Asked about that, the Prime Minister argued it was not a “fair” criticism, as she had been “transparent” in her delivery of relevant information and open about her intentions to pursue a potential travel bubble with Australia and the Pacific.
“I think he’ll find that COVID-19 doesn’t consult with anyone,” she said.
“Our primary focus is on keeping New Zealanders safe. My concern is the Opposition’s primary focus seems to be taking decisions that could risk that safety.”
She said the Opposition would continue to get updates on the situation at the same time as the rest of New Zealand – during her public briefings.
The Prime Minister was then asked to respond to the criticism of her policies from the other end of the spectrum.

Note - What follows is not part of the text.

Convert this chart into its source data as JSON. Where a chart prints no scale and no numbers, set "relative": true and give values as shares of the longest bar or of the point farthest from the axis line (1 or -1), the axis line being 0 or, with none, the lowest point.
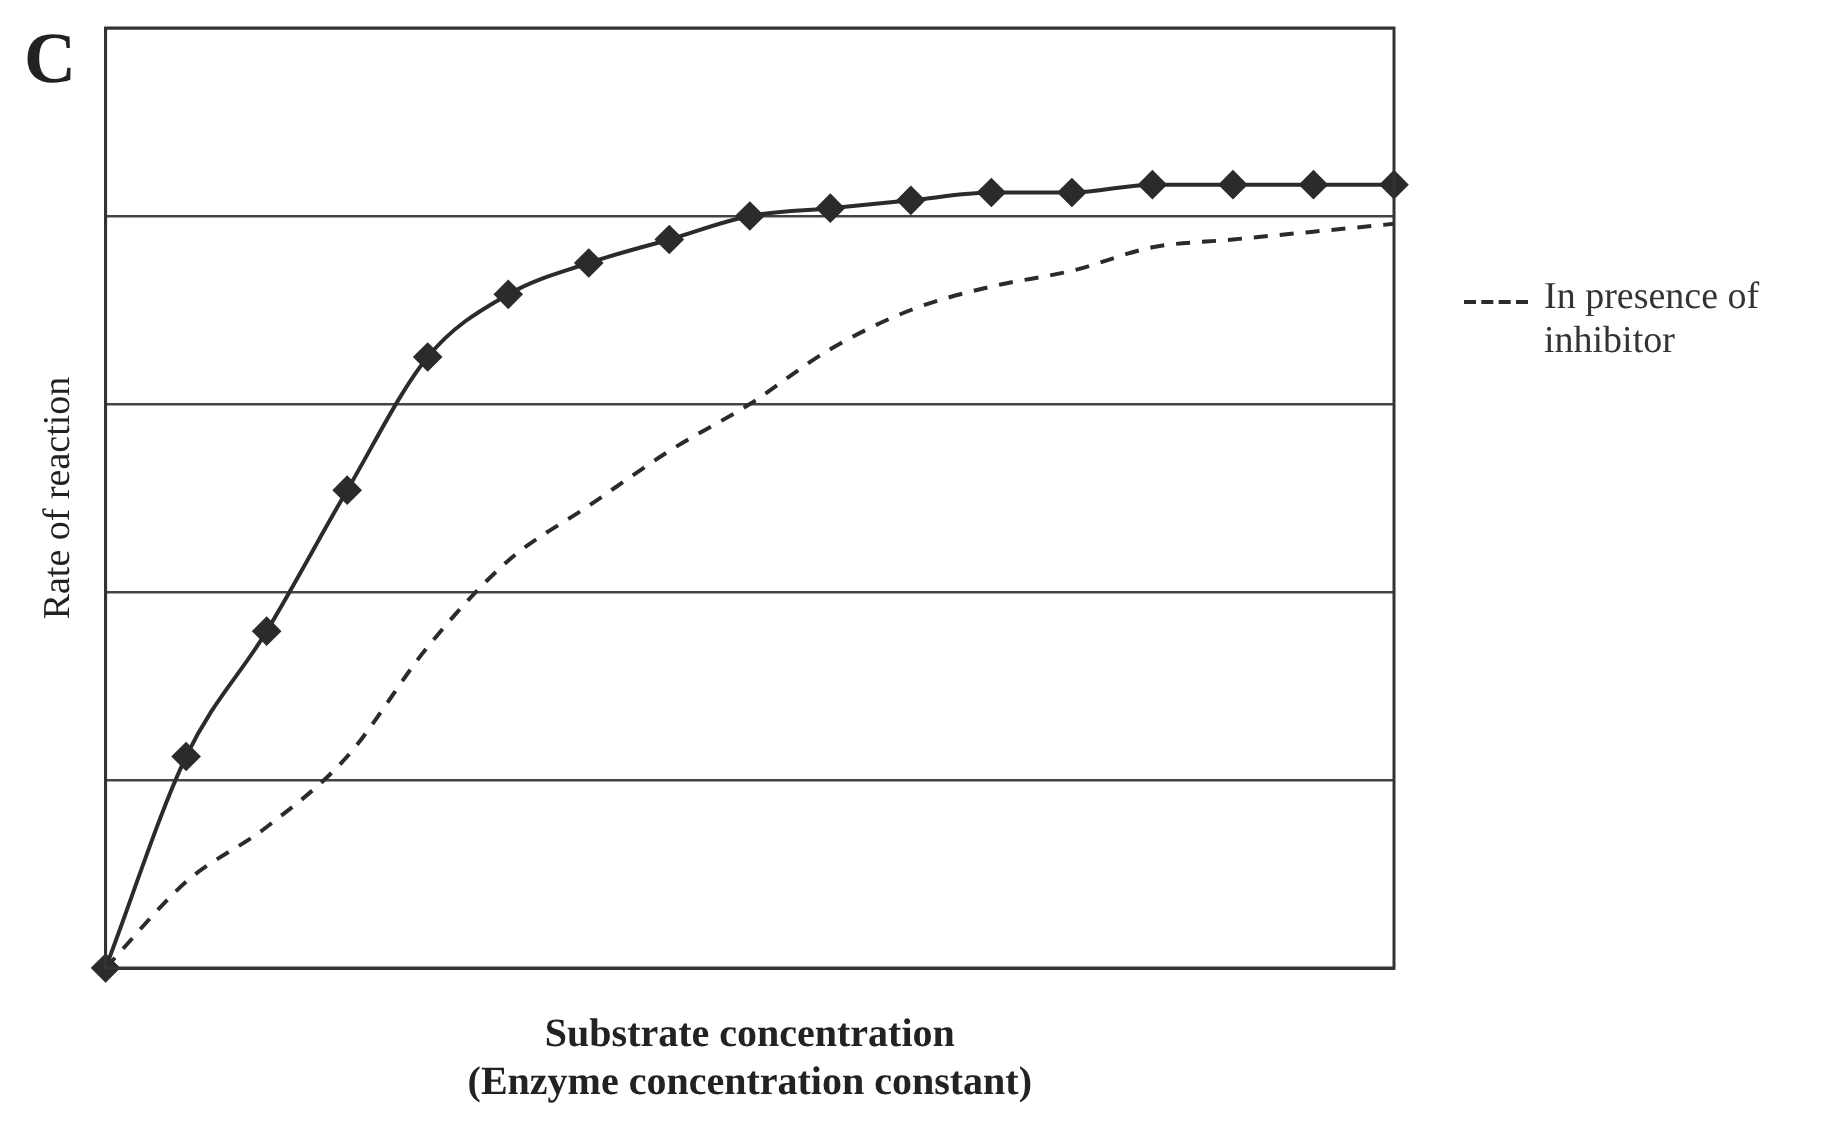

“What about the opposite – calls that we should close the borders to everyone, including Kiwis?” a reporter asked.
“That, I think, just demonstrates that there are a large number of people who sit in a very different position than what we’ve heard supported by the Opposition at the moment,” said Ms Ardern.
“On that, we of course have said that is not something that we have considered. It is simply not right to say that someone who has a legal right, you know as a citizen of this country, cannot come home.
“For every case that someone’s arguing against (allowing to return), that is someone’s mother, that is someone’s brother, someone’s sister, someone’s spouse.
“We can’t deem someone stateless. Because if you remove their ability to go to the place they’re able to legally reside, they could then become an illegal person somewhere else.”
Another reporter asked whether expat New Zealanders wanting to return home might “feel unwelcome” because of the public debate.
“No. Nor should they. We are working very hard to make sure that we can cater for them,” Ms Ardern responded.
“The answer that I just gave – it is their right to come home, and they are someone’s loved one. They may themselves be in a very difficult position.
“Many may have lost work, many may have family members that they need to support. There are ample reasons why we need to ensure that they can return.”
She did concede that the number of New Zealanders returning would soon overwhelm the government’s current quarantine capacity.
With that in mind, it is working rapidly to expand the number of people it can support.
Ms Ardern specified that there are currently 6103 beds, 4858 of which are occupied. The government is expecting 2751 new arrivals this week, with 1759 people departing quarantine in that period.
Do the maths, and that leaves a mere 253 spare beds by week’s end.
However, she stressed that four new quarantine facilities should be open by the end of the week, raising that figure to 897.
New Zealand currently has 22 active cases of the virus, all of which came from overseas and are contained in quarantine. There is no evidence of community transmission.
It recorded no new cases in the last 24 hours.